In the rest of the Roman Rite the Gospel of the Syro-Phoenician woman is read on the Thursday between the Ember Days. Except of course since on that day we are reading Saint Matthew's version, and Saint Matthew as every ancient source going back to Irenaeus in the late second century tells us originally wrote his Gospel in Hebrew, she is called the Canaanite woman.

T Graham said...

This is speculative:
If one looks at the 2nd/3rd/4th Sundays in Lent they seem to pick up the theme of the three temptations in Matthew - but in reverse order.
Thus the 4th Sunday is multiplication of Bread, (vs. the temptation to turn stones into bread), and the 3rd Sunday is the exorcism of the dumb demon (after which Jesus refuses to perform a "sign" from heaven as he had refused to perform a sign by leaping from the Temple).

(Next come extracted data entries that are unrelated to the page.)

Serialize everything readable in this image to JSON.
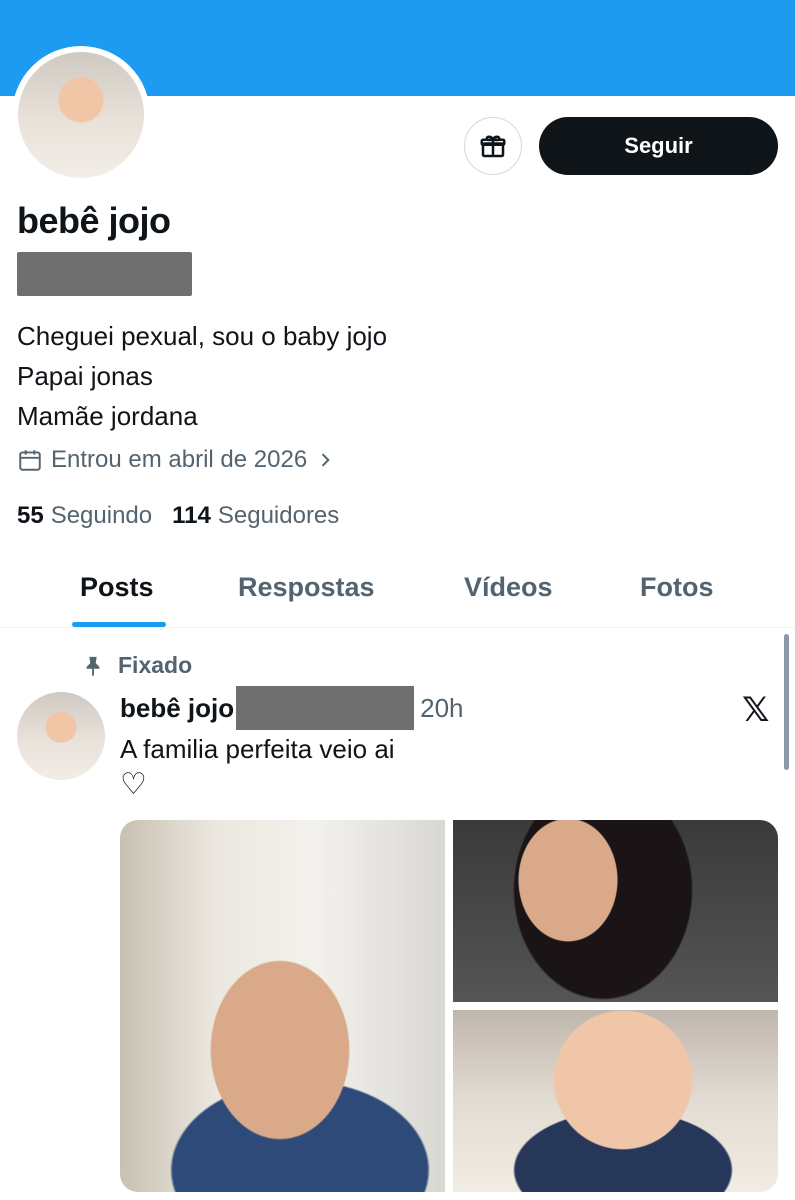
{
  "profile": {
    "display_name": "bebê jojo",
    "bio": [
      "Cheguei pexual, sou o baby jojo",
      "Papai jonas",
      "Mamãe jordana"
    ],
    "joined": "Entrou em abril de 2026",
    "following_count": "55",
    "following_label": "Seguindo",
    "followers_count": "114",
    "followers_label": "Seguidores"
  },
  "actions": {
    "follow_label": "Seguir",
    "gift_icon": "gift-icon"
  },
  "tabs": [
    {
      "label": "Posts",
      "active": true
    },
    {
      "label": "Respostas",
      "active": false
    },
    {
      "label": "Vídeos",
      "active": false
    },
    {
      "label": "Fotos",
      "active": false
    }
  ],
  "post": {
    "pinned_label": "Fixado",
    "author": "bebê jojo",
    "time": "20h",
    "text": "A familia perfeita veio ai",
    "heart": "♡",
    "source_icon": "x-logo-icon"
  },
  "colors": {
    "banner": "#1d9bf0",
    "accent": "#1d9bf0",
    "text_primary": "#0f1419",
    "text_secondary": "#536471"
  }
}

The 2nd Sunday should therefore correspond to temptation to worship the devil and receive the rule of the kingdoms of the world i.e. the Gentiles. And Jesus' initial refusal to deal with the Canaanite woman from Tyre/Sidon and his insistence that he is sent to Israel only, is followed by Jesus' response to the woman's faith (by which she becomes a part of the true Israel).
Thus there seems to be a recapitulation of elements of the three temptations in the three Sundays following... perhaps the Transfiguration and the subsequent prediction of the Cross is the key that fits the wards of each of these three Gospels and opens their significance vis-a-vis the three temptations.

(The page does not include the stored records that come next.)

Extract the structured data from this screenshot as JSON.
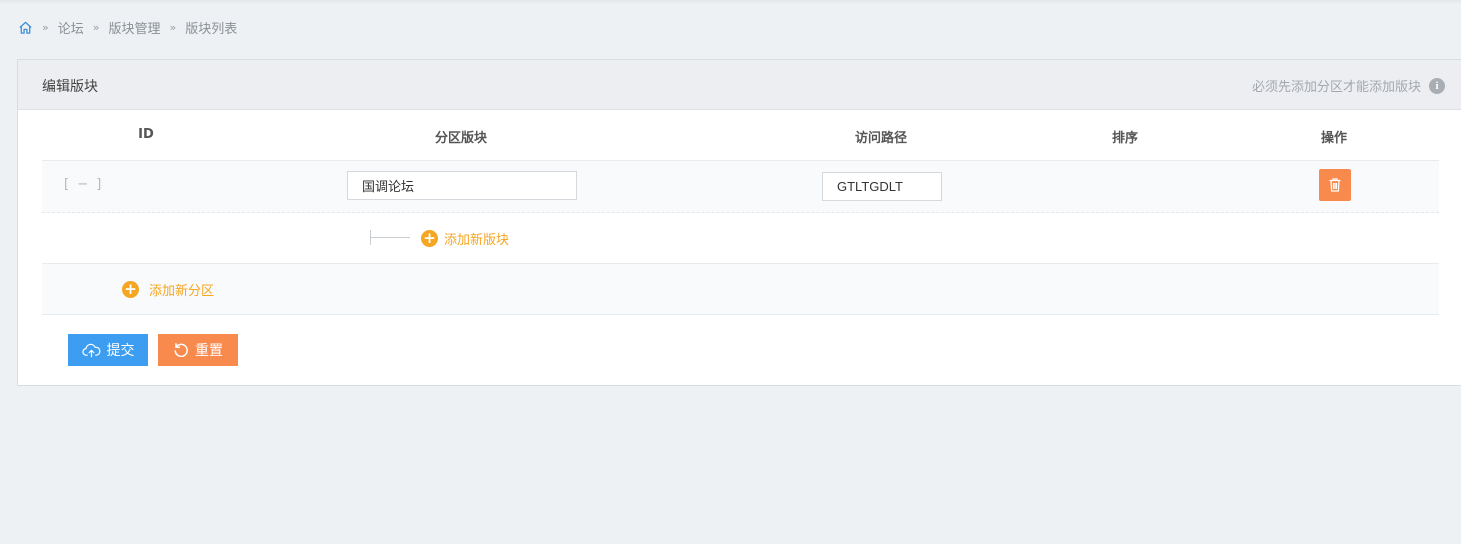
{
  "breadcrumb": {
    "items": [
      "论坛",
      "版块管理",
      "版块列表"
    ],
    "separator": "»"
  },
  "panel": {
    "title": "编辑版块",
    "hint": "必须先添加分区才能添加版块",
    "info_glyph": "i"
  },
  "table": {
    "columns": [
      "ID",
      "分区版块",
      "访问路径",
      "排序",
      "操作"
    ],
    "rows": [
      {
        "toggle": "[ − ]",
        "name": "国调论坛",
        "path": "GTLTGDLT",
        "sort": ""
      }
    ]
  },
  "add_board_label": "添加新版块",
  "add_section_label": "添加新分区",
  "buttons": {
    "submit": "提交",
    "reset": "重置"
  },
  "colors": {
    "primary": "#3d9df0",
    "warning": "#f98a4e",
    "accent_orange": "#f5a623",
    "background": "#eef1f4"
  },
  "icons": [
    "home-icon",
    "info-icon",
    "trash-icon",
    "plus-circle-icon",
    "cloud-upload-icon",
    "refresh-icon"
  ]
}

2nd Sunday: the kingdoms of the world are not yet Christ's before he has undergone the Pascal sacrifice, he is as yet sent only to Israel. However this Gospel prefigures the gathering in of the Gentiles through faith (cf. also the Epistle and "the Gentiles which know not God").
3rd Sunday: the true sign that Jesus will give is the "binding" of the strong man at the Cross, after which the swept house of unbelieving Israel will be inhabited by seven more wicked spirits
4th Sunday: the Eucharist of the loaves is accomplished on the other side of Galilee - among the Gentiles - and gathers in twelve new baskets (tribes) of believers who feed on the bread offered from Christ's own hands and distributed by his apostles - Jesus satisfaction of hunger will necessitate his own death and will offer nourishment but not for the body only.

The specific question of how the Gospel might dovetail with the Ember Days and ordination is I think in its thematic similarity to the OT lessons for Ember Saturday which are all to some extent concerned with teaching Israel to follow God and glorify Him before the Gentiles. This I expect is to be read as an injunction to the duty of the ordained as ministers of the Word but is the Gospel a reminder of what we now call "mission"?